Mis en bonne place sur des murs, les tissus illustrent quelques-unes des pages du manuscrit. Ils donnent, comme plusieurs crayonnés et clichés familiaux, des couleurs chaudes, intimistes même au récit de vie et au parcours culinaires proposé à la réalisation. Ce livre est une ode au passé, celui de la jeunesse de l’autrice, mais plus encore de son amour pour ses ascendants, celui qu’ils ont transmis au travers de leurs bons petits plats voire de leur emploi immodéré de l’aneth. Cet ouvrage est, pour tout dire, inspiré. Il plonge ses racines dans le riche patrimoine lao et celui de la famille de la narratrice. Cette dernière n’en prend pas moins soin à expliquer chacun de ses choix de recettes : des toasts à la française (Koa Chee Falung) à la soupe au jarret de porc Hmong (Geang Kar Moo), en passant par la fabrication des saucisses de porc de Luang Prabang.

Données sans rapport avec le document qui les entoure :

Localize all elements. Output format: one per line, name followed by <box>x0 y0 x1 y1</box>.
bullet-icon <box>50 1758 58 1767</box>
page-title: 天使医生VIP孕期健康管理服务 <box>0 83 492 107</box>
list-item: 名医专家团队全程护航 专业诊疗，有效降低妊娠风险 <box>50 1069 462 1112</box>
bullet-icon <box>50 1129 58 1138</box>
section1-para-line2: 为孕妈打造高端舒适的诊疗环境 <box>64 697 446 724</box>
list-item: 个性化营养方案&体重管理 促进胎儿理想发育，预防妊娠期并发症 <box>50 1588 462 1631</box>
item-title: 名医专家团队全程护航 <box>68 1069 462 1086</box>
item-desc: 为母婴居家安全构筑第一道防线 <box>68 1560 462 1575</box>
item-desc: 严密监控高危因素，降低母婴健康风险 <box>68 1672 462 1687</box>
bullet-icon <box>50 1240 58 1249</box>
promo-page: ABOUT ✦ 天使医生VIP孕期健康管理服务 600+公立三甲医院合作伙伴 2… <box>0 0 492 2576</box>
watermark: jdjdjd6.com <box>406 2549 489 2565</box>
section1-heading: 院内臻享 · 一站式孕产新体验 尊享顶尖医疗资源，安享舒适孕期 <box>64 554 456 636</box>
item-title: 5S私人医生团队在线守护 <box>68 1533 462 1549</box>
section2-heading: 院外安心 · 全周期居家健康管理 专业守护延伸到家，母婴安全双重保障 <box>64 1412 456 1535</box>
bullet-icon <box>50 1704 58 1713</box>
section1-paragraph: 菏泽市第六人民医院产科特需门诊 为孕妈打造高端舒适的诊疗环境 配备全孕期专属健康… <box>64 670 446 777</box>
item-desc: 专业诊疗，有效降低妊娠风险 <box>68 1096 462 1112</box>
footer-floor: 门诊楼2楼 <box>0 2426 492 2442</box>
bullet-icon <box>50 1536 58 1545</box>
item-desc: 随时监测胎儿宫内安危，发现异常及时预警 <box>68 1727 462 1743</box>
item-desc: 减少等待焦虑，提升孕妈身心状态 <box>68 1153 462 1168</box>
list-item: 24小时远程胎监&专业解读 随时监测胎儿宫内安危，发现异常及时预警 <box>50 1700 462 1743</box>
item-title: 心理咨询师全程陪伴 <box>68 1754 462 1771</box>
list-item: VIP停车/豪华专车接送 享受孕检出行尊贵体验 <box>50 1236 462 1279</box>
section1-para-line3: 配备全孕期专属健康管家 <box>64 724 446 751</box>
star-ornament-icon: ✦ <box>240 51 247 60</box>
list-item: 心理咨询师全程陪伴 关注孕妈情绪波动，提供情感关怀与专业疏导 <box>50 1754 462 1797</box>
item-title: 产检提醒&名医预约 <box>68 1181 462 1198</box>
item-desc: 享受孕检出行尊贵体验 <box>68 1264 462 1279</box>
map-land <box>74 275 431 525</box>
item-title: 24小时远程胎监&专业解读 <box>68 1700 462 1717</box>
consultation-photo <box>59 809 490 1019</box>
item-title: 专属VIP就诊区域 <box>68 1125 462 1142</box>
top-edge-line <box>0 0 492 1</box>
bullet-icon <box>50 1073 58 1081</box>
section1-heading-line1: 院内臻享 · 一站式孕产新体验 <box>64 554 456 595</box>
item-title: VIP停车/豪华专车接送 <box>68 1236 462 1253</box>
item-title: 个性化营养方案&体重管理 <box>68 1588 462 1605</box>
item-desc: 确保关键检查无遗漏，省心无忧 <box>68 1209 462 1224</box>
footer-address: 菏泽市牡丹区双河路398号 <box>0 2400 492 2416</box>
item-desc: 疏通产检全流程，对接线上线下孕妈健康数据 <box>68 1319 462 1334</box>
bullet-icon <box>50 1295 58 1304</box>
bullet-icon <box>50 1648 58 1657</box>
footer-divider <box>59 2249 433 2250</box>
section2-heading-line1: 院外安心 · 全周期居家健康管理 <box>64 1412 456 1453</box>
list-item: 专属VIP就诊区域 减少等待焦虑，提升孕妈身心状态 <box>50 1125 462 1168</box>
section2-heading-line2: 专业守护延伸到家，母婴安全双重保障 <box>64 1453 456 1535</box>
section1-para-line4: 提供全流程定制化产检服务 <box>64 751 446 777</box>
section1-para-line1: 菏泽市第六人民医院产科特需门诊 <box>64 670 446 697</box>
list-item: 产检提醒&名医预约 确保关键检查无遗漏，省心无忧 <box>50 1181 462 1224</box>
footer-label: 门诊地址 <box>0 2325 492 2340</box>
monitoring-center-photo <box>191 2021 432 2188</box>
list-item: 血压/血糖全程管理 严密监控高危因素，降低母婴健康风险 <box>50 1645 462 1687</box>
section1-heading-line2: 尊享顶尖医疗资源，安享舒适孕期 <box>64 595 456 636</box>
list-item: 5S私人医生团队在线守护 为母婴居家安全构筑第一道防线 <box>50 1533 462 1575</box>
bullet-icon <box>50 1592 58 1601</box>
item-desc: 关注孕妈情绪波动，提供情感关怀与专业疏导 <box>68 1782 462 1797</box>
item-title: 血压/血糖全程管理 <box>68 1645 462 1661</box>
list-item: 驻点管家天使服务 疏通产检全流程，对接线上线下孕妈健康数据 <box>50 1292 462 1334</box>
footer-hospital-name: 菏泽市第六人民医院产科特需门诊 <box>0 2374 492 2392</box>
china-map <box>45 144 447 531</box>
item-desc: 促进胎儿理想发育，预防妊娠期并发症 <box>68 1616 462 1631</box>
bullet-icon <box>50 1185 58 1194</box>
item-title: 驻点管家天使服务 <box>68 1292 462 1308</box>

En neuf chapitres (réalisations de base, sauces, plats fumés, bouillis, sautés, grillés, à la vapeur, salades, desserts), Sam Sempill décrit la méthode de réalisation d’une cinquantaine de plats. Un judicieux index par produits a été ajouté. Et, c’est un vrai plus. Avec une centaine d’entrées, il permet d’aller directement à la recette lorsqu’un produit vous tente tout particulièrement. Cette construction éditoriale s’avère bien pratique pour se faire plaisir sur un coup de tête et ainsi réaliser et découvrir un plat jusqu’ici (peu) connu.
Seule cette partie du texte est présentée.